Small Data

Small data appears to be a very exciting movement that is moving the overton window away from Big Data onto much simpler and cheaper solutions.

Its main drivers are the following:

    1. organizations don’t use that much data
    1. hardware is getting really, really good

1. Orgs don’t use much data

Of queries that scan at least 1 MB, the median query scans about 100 MB. The 99.9th percentile query scans about 300 GB. Analytic databases like Snowflake and Redshift are “massively parallel processing” systems, but 99.9% of real world queries could run on a single large node. I did the analysis for this post using DuckDB, and it can scan the entire 11 GB Snowflake query sample on my Mac Studio in a few seconds. The small data hypothesis is true.

src: https://www.fivetran.com/blog/how-do-people-use-snowflake-and-redshift

When we think about new database architectures, we’re hypnotized by scaling limits. If it can’t handle petabytes, or at least terabytes, it’s not in the conversation. But most applications will never see a terabyte of data, even if they’re successful. We’re using jackhammers to drive finish nails. > As an industry, we’ve become absolutely obsessed with “scale”. Seemingly at the expense of all else, like simplicity, ease of maintenance, and reducing developer cognitive load

src: https://adriano.fyi/posts/2023-09-24-choose-postgres-queue-technology

Apache Kafka is frequently chosen as the go-to tool for pub/sub messaging, yet a majority of the users have throughput that’s kilobytes to a few megabytes per second. It is somewhat overkill to deploy Kafka to serve a workload that’s at most 5 MB/s in and 10 MB/s out. Not only that, but it’s also expensive. Some Kafka vendors would charge you $120k/year for that. I can get the same performance out of a single unoptimized (!!!) Postgres instance running on a beefy EC2 and it’d cost… $17k/year.

src: [my own experience]

But My Elasticity?

A common argument is that small data doesn’t scale, so if your app suddenly gets viral - it breaks. This is true in theory, but in practice most likely doesn’t apply.

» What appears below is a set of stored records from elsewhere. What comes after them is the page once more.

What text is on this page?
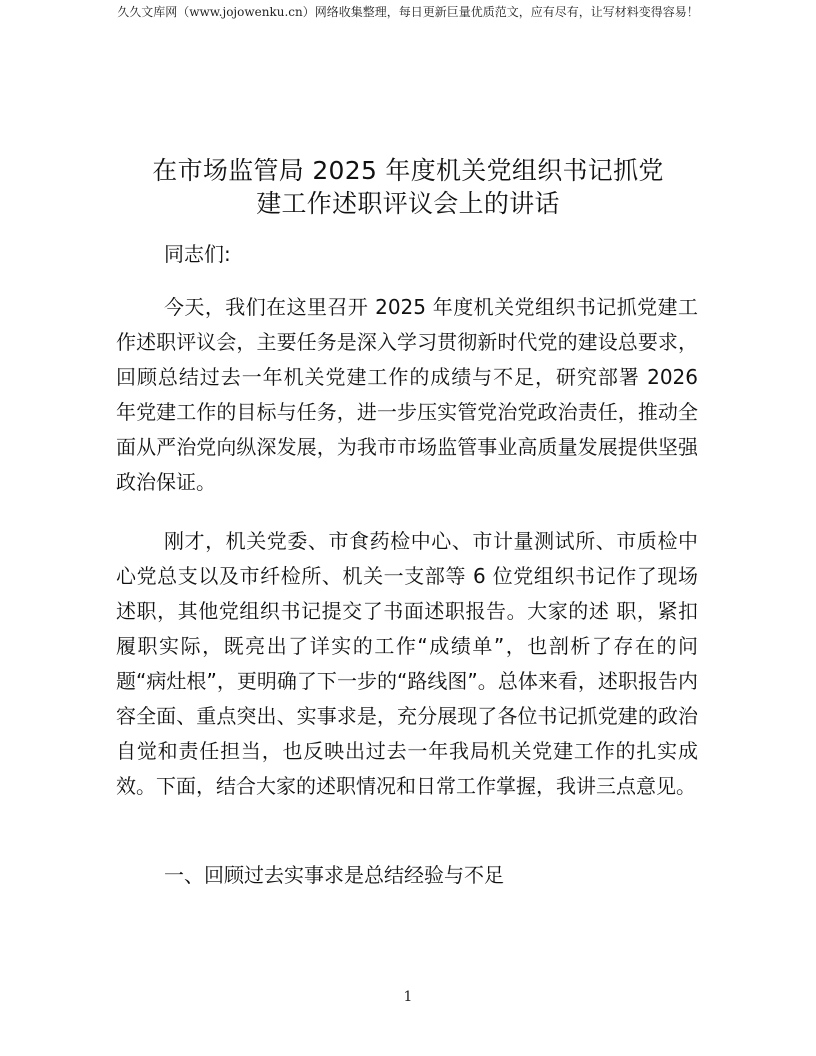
久久文库网（www.jojowenku.cn）网络收集整理，每日更新巨量优质范文，应有尽有，让写材料变得容易！
在市场监管局 2025 年度机关党组织书记抓党
建工作述职评议会上的讲话

同志们:

今天，我们在这里召开 2025 年度机关党组织书记抓党建工作述职评议会，主要任务是深入学习贯彻新时代党的建设总要求，回顾总结过去一年机关党建工作的成绩与不足，研究部署 2026 年党建工作的目标与任务，进一步压实管党治党政治责任，推动全面从严治党向纵深发展，为我市市场监管事业高质量发展提供坚强政治保证。

刚才，机关党委、市食药检中心、市计量测试所、市质检中心党总支以及市纤检所、机关一支部等 6 位党组织书记作了现场述职，其他党组织书记提交了书面述职报告。大家的述 职，紧扣履职实际，既亮出了详实的工作“成绩单”，也剖析了存在的问题“病灶根”，更明确了下一步的“路线图”。总体来看，述职报告内容全面、重点突出、实事求是，充分展现了各位书记抓党建的政治自觉和责任担当，也反映出过去一年我局机关党建工作的扎实成效。下面，结合大家的述职情况和日常工作掌握，我讲三点意见。

一、回顾过去实事求是总结经验与不足

1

Anyway, some people say it’s a good principle to design/test for ~10x your scale. This doesn’t sound like a bad idea, but there’s one big caveat - whether that number is 2x, 5x or 10x matters a ton based on your company’s current growth rate.

See the years of consistent growth rate it takes to get to 10x your current scale:

annual growthyears to hit 10× scale
10 %24.16 y
25 %10.32 y
50 %5.68 y
75 %4.11 y
100 %3.32 y
150 %2.51 y
200 %2.10 y

2.Modern Hardware is (super) good 👑

In my experience, a lot of senior engineers don’t seem to realize how much faster and cheaper hardware has become.1

You can fit a ton more on a single node than you may think you could have 10 years ago.

SSDs

A 2022-era nVME (~8TB Samsung PM1743 costing around ~$1000) can do 2.5 million random 4KB reads a second, and 13 GB/s sequential reads.

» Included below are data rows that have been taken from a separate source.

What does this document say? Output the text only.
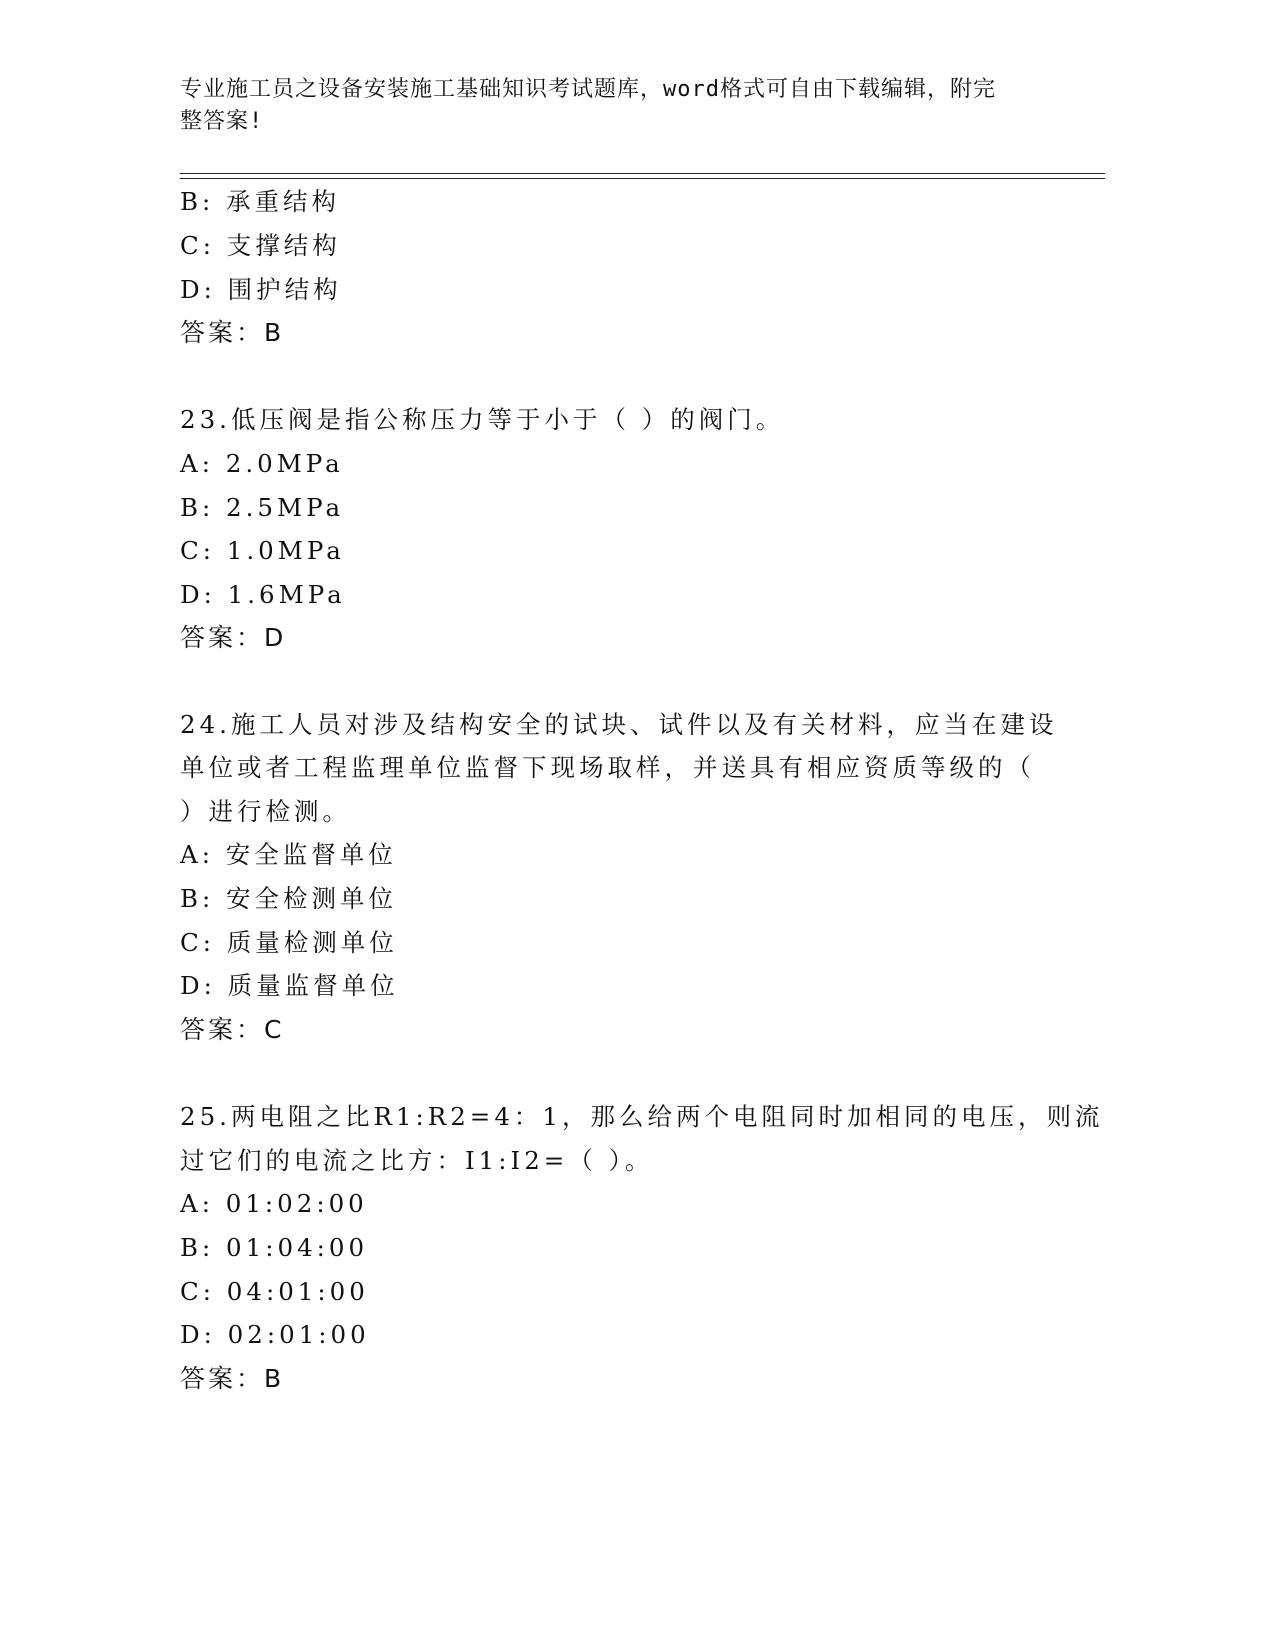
专业施工员之设备安装施工基础知识考试题库，word格式可自由下载编辑，附完
整答案!
B: 承重结构
C: 支撑结构
D: 围护结构
答案：B
23.低压阀是指公称压力等于小于（ ）的阀门。
A: 2.0MPa
B: 2.5MPa
C: 1.0MPa
D: 1.6MPa
答案：D
24.施工人员对涉及结构安全的试块、试件以及有关材料，应当在建设
单位或者工程监理单位监督下现场取样，并送具有相应资质等级的（
）进行检测。
A: 安全监督单位
B: 安全检测单位
C: 质量检测单位
D: 质量监督单位
答案：C
25.两电阻之比R1:R2=4：1，那么给两个电阻同时加相同的电压，则流
过它们的电流之比方：I1:I2=（ ）。
A: 01:02:00
B: 01:04:00
C: 04:01:00
D: 02:01:00
答案：B
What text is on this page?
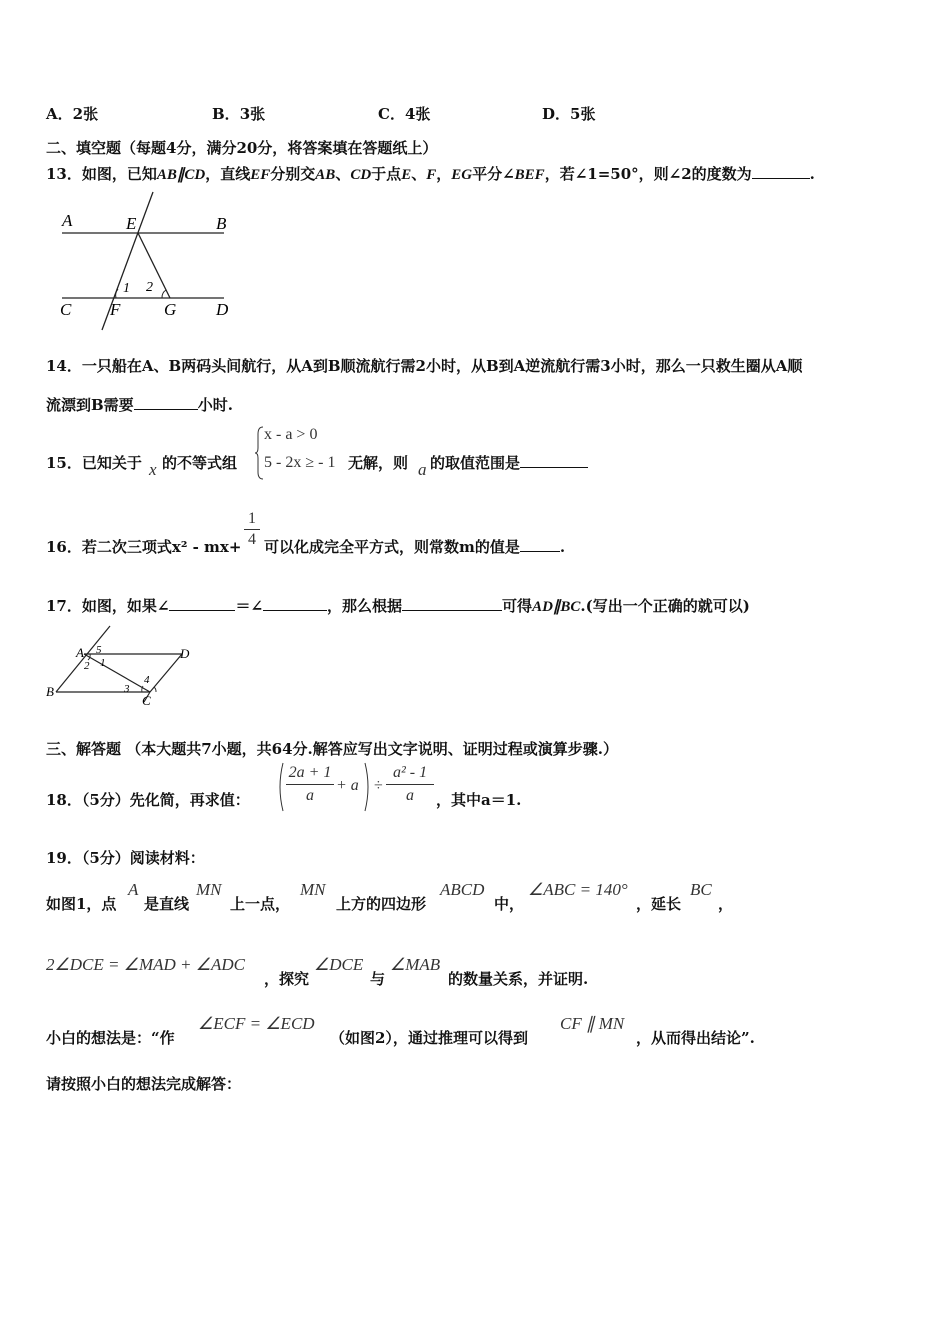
A．2张	B．3张	C．4张	D．5张
二、填空题（每题4分，满分20分，将答案填在答题纸上）
13．如图，已知AB∥CD，直线EF分别交AB、CD于点E、F，EG平分∠BEF，若∠1=50°，则∠2的度数为	.
A	E	B
C F	G D
1 2
14．一只船在A、B两码头间航行，从A到B顺流航行需2小时，从B到A逆流航行需3小时，那么一只救生圈从A顺
流漂到B需要	小时.
15．已知关于 x 的不等式组
x - a > 0
5 - 2x ≥ - 1 无解，则 a 的取值范围是
16．若二次三项式x² - mx+
1
4 可以化成完全平方式，则常数m的值是	.
17．如图，如果∠	＝∠	，那么根据	可得AD∥BC.(写出一个正确的就可以)
A	D
B
C
5
1
2
3
4
三、解答题 （本大题共7小题，共64分.解答应写出文字说明、证明过程或演算步骤.）
18．（5分）先化简，再求值：
2a + 1
a
+ a ÷
a² - 1
a	，其中a＝1.
19．（5分）阅读材料：
如图1，点
A
是直线
MN
上一点，
MN
上方的四边形
ABCD
中，
∠ABC = 140°
，延长
BC
，
2∠DCE = ∠MAD + ∠ADC
，探究
∠DCE
与
∠MAB
的数量关系，并证明.
小白的想法是：“作
∠ECF = ∠ECD
（如图2），通过推理可以得到
CF ∥ MN
，从而得出结论”.
请按照小白的想法完成解答：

The newest 2025-era SSDs (Micron P9650) are said to double that - ~28 GB/s sequential reads and 5.5 million random reads.

Just 10 years ago, a 2015-era Samsung 950 PRO could do 2.5GB/s sequential reads and 300k random reads. It also capped out at 512 GB capacity (~$350). In other words:

So here’s what changed:

  • price went down ~5.6x a TB ($700/TB vs $125/TB)
  • you can store 30x more in a single disk (512 GB vs 15.36 TB)
  • each disk is 11x faster in sequential reads (2.5 GB/s vs 28 GB/s) and 18x in random reads (300k vs 5.5 million)

CPUs

Modern CPUs are equally absurd. The newest 2025-era AMD EPYC “Turin Dense” (~$15,000) has 192 cores (!!!) and 384 threads.

It’s hard to compare CPUs, especially 10 years apart, but here’s a rough attempt. 10 years ago, a comparable monster CPU would have been the Intel Xeon E7-8890 v3 with 18 cores & 36 threads. It came 2x cheaper, at ~$7,000.

So here’s what changed:

  • core count went up 10.6x (18 vs 192)
  • price went down 5x per core ($388 vs $78)
  • each Turin core is also probably 2x-2.5x faster than the Intel one due to architectural improvements over the years

Parting Message 👋

I’m not suggesting you run everything on one node - you still need some minimal distribution at a minimum for high availability and durability. But I am suggesting that specialized, complex distributed systems are more overkill than ever.

You should be thinking about what technologies you know well, are good enough and are the least toilsome for the task at hand.

And you should know that modern hardware can most likely handle your workload just fine.


References

Here are a bunch of links I find interesting regarding the Small Data movement:

Footnotes

  1. I don’t blame them - I didn’t know either! Everything is so well-abstracted today behind the cloud, that it’s perfectly reasonable to not care. It’s easy to not check your priors after having learned something a decade ago and never been challenged on it.